Virtual careers fair to show students ocean-related options
In high school, because she was good at maths and sciences, Meshellae Payne decided to become an actuary.
It turned out archaeology was a better fit. She considers herself fortunate that she worked that out before she embarked on years of study in a field she “had no passion for at all”.
“I just started thinking more about what my life would be like if I went for actuarial science,” she said. “I realised I was just going for it because I thought it would mean I was financially secure.”
It’s a story she will likely share tomorrow as part of a free virtual careers fair for students in middle school, high school and college put on by the Bermuda Underwater Exploration Institute in honour of World Oceans Day. Its aim is to show the raft of ocean-related options available – from “scientists to cinematographers, biologists to activists, dock masters and dancers”.
“I wish I’d had an event like this when I was in school,” said Ms Payne, who was recently hired as the East Broadway museum’s collections and exhibitions specialist.
As a child she loved exploring the artefacts at BUEI; they often fuelled her imagination at play.
“On the beach I would think that every weirdly shaped rock was an object from a shipwreck,” she said.
Not realising that archaeology was a career option for someone with her interests, she didn’t select high school courses with it in mind.
“I had GCSE history but I did not take Advanced Placement history because I wanted to do chemistry and mathematics and things that would help prepare me for actuarial science. If I had known that archaeology was a possibility before that, then I would have been able to take the right courses to prepare myself a little bit better,” the 27-year-old said.
“In the end it was fine but it would have been much nicer if I had known what was out there. That is why I am excited about the career fair. If people have an interest in the water, they can see that there are so many routes you can take. There are volunteering opportunities and internship opportunities.”
Ms Payne has a bachelor of science in archaeology from the University of Southampton, and a master’s degree in the principals of conservation from United College London.
In December she finished a year-long training programme at the National Museum of the Royal Navy in Portsmouth, England.
While there, she worked to restore a mast from the HMS Victory, Lord Nelson's flagship at the Battle of Trafalgar.
“It actually has a hole through the middle of it from where a cannon ball got shot through it,” she said. “I was actually in the hole cleaning it out and getting out all the cobwebs and dust. Then I got to work on consolidating some of the wood, because some of the wood was falling off. I made a consolidant to stick it all back together. I was really getting in there.”
Working with such historic artefacts can be unnerving, Ms Payne admitted.
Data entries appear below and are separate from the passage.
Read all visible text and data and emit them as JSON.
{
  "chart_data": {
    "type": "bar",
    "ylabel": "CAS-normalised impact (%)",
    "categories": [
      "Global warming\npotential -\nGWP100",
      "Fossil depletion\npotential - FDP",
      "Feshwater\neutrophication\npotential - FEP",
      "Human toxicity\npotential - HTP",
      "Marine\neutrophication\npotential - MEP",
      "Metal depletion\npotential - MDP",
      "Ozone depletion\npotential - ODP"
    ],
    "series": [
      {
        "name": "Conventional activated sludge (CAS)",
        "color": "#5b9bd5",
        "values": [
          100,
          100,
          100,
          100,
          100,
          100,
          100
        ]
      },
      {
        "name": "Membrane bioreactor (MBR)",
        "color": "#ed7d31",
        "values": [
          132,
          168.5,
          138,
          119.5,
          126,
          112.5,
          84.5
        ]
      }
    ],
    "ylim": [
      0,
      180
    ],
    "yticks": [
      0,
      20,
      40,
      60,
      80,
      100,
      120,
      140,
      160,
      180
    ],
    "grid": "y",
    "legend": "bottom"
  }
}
“Even knowing your techniques, you still are afraid because you don’t want to do anything that will do irreversible damage,” she said. “I heard so many horror stories when I was doing my master’s. There have been ancient vases that have been dropped and shattered. It scares you when you are about to do something.”
Initially, she thought she would go into field archaeology. As an undergraduate she spent summers working on several digs in Greece.
She remembers the excitement of finding an ancient axe at a dig at Koutroulou Magoula, an archaeological site located 153 miles north of Athens.
“At first it was just covered in dirt,” she said. “It was only after I cleaned it off a bit that I saw what I had. I was excavating with a trowel and scraping away. Then when I saw a form, I went in with a brush. It was an axe with an obsidian blade.
“A girl in the trench right opposite me – we were so close to one another – found a small figurine. It depicted a pregnant woman and she was carrying two babies in her arms. Now that is the poster of the whole excavation.”
While discoveries are always exciting, the process is be physically gruelling. Depending on the site there can be long days in the hot sun, much of it spent squatting.
Ms Payne came to realise she preferred the post excavation processes – cleaning artefacts, researching and preserving them.
“At first these pieces of pottery are completely covered in dirt. Then all of the sudden you see all this paint and decorations.
“Suddenly, you are revealing this really beautiful object that just looked like a clump of dirt at first. Of course, there were also times when it actually was just a clump of dirt. You would be brushing it with a tooth brush and it suddenly falls apart.”
Her plan had been to stay in the UK and work for a while but the jobs were not there.
“The museum industry is not at its best in the UK right now,” Ms Payne said. “I thought I would come back to Bermuda, maybe in 2022. I imagined I would work in administration while I volunteered in what I was passionate about.”
The Department of Workforce Development’s graduate trainee programme opened up internship opportunities, first with the National Museum of Bermuda and then at BUEI.
She was thrilled when she was asked to stay on full-time. At the moment her job is to move the collection catalogue online.
“I want to figure out what type of exhibits would be the most interesting; what would be the engaging ways to use the collection,” she said. “I want people to love it as much as I do.”